Ma and Clair talked for a few more minutes. When she hung up, I leaned back against the wall and pulled my knees to my chin. Somebody was coming to stay with us. Sitting against the wall, I wondered who that somebody was.
I heard Ma dialing and leaned against the banister again.
“Marion,” she said, “I guess Clair’s called you too.” She sighed. “Well, I’m going to talk to her about it tonight. Are you coming for dinner? . . . Good! We can all talk. Eight o’clock is fine. See you then.”
When I heard Ma heading toward the kitchen, I tiptoed back to my room and climbed underneath the comforter. It is blue with pink roses. My father had it sent to me from Colorado, where he lives now with his new wife and baby daughter. He left three years ago when I was nine. I used to think about him every day. Sometimes I would come home thinking he’d be sitting in his favorite chair, the brown leather one in the living room next to the fireplace. I’d see him there reading the newspaper and smoking a pipe. I’d think that as soon as I opened the door, the cherry-sweet smell of his tobacco would fill up my nose and mouth and Dad would say, “Let me take a look at what schoolwork Roper Academy is sending home these days.” I’d see myself coming over to him with my coat still on, handing him last night’s homework or that day’s test, and he’d pat me on the arm or hug me real quick and say, “Smartest girl in the school, aren’t you? That must come from my side of the family.” Then maybe he’d laugh, scratch a five-o’clock-shadow kiss against my cheek, set up the chessboard, and show me how to play a fool’s game, capturing my opponent’s king in six moves or less.

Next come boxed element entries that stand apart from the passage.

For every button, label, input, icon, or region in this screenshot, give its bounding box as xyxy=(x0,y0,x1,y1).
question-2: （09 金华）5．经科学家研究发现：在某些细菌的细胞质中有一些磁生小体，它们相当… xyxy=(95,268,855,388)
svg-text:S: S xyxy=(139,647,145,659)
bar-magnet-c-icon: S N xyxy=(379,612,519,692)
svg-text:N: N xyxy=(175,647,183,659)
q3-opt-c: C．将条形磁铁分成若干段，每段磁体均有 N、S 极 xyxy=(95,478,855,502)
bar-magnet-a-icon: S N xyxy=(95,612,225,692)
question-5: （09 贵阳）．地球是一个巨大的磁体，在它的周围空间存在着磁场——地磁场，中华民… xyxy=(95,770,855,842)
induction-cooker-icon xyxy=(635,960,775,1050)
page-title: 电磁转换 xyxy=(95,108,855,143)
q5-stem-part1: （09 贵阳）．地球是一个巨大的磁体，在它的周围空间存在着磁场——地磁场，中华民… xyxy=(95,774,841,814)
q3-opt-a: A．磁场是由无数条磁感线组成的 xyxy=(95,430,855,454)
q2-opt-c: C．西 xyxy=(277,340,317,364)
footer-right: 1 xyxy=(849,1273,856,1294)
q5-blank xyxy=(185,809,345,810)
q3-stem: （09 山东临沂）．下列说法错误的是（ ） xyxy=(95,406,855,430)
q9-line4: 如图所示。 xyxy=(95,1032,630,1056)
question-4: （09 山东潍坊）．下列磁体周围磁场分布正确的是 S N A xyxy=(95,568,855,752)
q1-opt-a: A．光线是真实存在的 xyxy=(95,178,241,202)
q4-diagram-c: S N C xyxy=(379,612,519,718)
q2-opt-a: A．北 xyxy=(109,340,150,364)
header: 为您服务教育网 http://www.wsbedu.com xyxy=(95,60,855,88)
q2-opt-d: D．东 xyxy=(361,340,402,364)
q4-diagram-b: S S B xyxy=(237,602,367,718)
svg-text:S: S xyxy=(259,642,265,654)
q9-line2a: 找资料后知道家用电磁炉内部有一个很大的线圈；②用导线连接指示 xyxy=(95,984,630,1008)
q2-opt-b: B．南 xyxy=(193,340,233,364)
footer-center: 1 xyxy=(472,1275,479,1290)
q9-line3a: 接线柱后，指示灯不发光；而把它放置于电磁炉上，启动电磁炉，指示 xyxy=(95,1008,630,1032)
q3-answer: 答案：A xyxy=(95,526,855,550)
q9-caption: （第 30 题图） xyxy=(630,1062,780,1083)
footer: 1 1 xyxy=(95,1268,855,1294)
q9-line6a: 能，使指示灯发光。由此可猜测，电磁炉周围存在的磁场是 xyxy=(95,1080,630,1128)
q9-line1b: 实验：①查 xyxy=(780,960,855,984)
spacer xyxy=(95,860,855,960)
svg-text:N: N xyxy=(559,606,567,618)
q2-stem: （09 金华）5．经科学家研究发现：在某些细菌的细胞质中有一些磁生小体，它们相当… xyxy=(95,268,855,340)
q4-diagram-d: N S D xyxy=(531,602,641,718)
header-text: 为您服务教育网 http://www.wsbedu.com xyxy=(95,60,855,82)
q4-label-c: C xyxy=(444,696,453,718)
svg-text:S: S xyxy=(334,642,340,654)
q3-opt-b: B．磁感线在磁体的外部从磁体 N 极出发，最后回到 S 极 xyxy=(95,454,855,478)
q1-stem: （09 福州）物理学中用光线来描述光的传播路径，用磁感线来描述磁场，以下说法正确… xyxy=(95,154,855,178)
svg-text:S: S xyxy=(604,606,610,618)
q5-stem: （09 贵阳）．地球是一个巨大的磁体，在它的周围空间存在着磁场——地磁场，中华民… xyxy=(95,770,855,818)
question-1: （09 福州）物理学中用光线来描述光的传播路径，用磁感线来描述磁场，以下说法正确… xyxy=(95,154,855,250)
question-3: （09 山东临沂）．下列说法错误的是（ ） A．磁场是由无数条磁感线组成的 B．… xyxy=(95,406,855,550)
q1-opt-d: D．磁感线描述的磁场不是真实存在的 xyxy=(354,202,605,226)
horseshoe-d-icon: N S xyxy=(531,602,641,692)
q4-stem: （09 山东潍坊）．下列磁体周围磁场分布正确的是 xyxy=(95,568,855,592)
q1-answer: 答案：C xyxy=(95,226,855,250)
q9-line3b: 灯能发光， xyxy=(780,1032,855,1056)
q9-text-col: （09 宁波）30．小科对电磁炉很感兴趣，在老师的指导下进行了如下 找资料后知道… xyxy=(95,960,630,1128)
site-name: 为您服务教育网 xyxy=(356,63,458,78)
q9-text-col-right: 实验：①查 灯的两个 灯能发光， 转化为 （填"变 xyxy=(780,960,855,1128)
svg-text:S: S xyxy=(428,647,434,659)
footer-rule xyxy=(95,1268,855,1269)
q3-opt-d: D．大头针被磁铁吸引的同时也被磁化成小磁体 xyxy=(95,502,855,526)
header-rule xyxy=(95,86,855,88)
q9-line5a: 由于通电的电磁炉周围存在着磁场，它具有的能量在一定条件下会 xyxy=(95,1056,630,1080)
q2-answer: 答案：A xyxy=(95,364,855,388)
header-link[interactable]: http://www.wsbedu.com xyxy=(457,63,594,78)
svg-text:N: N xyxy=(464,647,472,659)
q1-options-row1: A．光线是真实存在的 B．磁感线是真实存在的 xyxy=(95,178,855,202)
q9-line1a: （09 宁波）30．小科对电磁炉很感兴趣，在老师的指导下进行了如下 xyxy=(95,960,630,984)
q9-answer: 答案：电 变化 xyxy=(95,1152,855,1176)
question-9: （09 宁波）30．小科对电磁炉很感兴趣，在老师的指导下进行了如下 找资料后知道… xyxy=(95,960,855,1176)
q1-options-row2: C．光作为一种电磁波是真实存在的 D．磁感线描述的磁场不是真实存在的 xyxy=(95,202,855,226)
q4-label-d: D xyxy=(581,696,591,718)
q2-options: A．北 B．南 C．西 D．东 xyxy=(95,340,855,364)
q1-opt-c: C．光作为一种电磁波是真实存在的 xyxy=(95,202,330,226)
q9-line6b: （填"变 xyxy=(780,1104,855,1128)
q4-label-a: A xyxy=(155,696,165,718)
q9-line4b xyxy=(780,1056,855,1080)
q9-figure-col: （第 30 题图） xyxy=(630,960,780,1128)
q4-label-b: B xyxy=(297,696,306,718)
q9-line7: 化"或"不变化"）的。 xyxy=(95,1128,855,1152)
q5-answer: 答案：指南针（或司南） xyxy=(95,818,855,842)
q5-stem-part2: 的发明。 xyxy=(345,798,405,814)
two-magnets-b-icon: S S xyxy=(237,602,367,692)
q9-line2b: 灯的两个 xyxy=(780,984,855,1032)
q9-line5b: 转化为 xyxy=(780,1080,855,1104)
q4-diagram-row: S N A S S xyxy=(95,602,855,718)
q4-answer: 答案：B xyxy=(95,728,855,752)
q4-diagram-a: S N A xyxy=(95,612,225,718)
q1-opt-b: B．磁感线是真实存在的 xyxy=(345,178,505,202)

But now when I come home at the end of the day, the house doesn’t smell like anything but maybe a little bit of something we had for dinner last night or one of Marion’s cigarettes.
Last August I went to visit him and his new wife, Joanne. Joanne is about a foot shorter than my dad and as round as a Thanksgiving turkey. She was constantly nibbling on something or sitting down to a three-course meal, claiming the baby she was three months pregnant with kept her eating. She had stopped working after she married Dad.
“I always wanted to be barefoot and pregnant.” She would laugh, winking at me like we were in on some secret together.